With storm clouds looming, my match was shot this morning in the pecan orchard next to our house.
Here is the course:
First lesson, I should have put the pin out in the grass. If I had put it in the grass, I would have scored better. More on that later.
Here is the mortar, dirty after firing the match. The shooting platform is a piece of ½" plywood:
And here is the result, I put the pin in the clearing so I could get a good photo:
Not the pretty picture I had envisioned. The reason I said before that I should have shot into the grass is that the bare ground is very inconsistent, because of the rains the ground is very soft out in the middle and gets harder the closer to the tree you get.

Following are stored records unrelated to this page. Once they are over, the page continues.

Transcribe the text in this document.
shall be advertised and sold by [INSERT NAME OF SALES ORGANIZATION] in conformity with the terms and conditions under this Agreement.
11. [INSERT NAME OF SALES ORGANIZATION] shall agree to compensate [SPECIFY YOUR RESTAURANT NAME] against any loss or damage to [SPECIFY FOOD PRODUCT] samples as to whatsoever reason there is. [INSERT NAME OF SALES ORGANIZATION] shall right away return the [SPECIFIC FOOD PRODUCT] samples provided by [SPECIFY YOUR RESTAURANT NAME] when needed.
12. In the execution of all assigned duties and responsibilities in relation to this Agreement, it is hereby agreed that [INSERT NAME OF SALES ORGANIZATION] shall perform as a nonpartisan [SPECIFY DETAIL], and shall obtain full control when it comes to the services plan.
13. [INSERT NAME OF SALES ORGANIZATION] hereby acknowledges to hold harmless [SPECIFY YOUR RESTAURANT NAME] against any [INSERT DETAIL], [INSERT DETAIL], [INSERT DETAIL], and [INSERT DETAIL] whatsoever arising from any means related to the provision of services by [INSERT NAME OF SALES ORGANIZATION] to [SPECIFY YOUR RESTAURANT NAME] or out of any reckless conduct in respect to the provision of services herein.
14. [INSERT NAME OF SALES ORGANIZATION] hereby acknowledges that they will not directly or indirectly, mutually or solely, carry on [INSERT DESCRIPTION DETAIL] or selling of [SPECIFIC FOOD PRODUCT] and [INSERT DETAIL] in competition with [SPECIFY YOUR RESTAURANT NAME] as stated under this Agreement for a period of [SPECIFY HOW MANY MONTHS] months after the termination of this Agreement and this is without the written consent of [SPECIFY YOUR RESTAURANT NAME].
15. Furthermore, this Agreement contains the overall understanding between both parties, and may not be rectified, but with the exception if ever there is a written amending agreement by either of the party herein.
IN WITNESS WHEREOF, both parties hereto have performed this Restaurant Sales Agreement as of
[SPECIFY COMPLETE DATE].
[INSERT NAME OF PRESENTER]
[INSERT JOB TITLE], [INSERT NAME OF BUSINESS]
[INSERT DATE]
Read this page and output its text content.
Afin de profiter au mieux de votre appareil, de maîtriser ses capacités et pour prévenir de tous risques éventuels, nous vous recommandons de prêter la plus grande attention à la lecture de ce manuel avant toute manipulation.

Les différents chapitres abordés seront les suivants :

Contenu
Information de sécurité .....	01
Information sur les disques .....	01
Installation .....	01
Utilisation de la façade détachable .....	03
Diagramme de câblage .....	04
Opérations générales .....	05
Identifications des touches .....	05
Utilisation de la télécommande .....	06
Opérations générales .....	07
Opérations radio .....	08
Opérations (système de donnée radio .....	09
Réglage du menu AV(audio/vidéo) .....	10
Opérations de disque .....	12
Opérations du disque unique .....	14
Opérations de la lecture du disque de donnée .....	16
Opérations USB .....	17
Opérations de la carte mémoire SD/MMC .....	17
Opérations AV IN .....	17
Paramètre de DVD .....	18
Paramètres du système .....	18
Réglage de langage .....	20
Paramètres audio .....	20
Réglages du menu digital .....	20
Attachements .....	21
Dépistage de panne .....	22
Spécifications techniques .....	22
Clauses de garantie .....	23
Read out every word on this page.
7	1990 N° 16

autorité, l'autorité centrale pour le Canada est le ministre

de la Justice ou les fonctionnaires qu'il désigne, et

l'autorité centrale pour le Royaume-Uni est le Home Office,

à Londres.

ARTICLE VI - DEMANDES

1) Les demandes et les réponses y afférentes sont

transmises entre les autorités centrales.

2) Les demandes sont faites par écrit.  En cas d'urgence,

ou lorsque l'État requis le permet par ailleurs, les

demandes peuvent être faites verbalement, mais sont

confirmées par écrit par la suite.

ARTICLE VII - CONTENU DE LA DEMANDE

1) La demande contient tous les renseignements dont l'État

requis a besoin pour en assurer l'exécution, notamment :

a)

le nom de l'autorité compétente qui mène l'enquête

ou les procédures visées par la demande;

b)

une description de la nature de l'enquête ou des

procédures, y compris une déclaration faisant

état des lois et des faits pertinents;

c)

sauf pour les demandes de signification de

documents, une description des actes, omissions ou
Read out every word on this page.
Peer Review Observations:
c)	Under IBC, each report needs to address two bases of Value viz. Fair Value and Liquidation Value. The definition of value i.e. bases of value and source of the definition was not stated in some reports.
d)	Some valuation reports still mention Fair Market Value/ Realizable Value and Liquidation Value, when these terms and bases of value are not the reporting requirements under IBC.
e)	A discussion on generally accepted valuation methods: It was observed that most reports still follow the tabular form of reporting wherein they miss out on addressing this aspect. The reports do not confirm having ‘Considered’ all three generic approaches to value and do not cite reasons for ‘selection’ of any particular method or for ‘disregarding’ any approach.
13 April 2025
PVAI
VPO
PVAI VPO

Everything that fell way short stuck like glue, anything that fell closer rolled. Which made it frustratingly difficult to get anything close to the pin.
But once the pin was set and the match started no changes could be made. To reset the pin and start over would have been cheating.
Second lesson, my powder chamber is too large for shooting at this range. Ignition was inconsistent, enough so that you could hear the difference between some shots. I was shooting Fg in the hope that I could use more for the same range, but that proved not to be the case. I could tell no difference in the amount of powder required. And the Fg was, if anything, more inconsistent than the FFg used in practice (of which there was precious little).
And the final lesson is that it's very hard to aim a mortar! Aiming my cannon is a piece of cake, it's higher off the ground and has a nice long tube to sight down. I imagine that this piece would be much more consistent at a longer range, but aiming at, say, 100 yards would be even more difficult.
So here is my score, most humbly submitted:
I threw out 194" and 175"
The counted shots are 78", 83", 97" 152", and 159"
Total = 569"
I have walked the walk, even if I did stumble a little.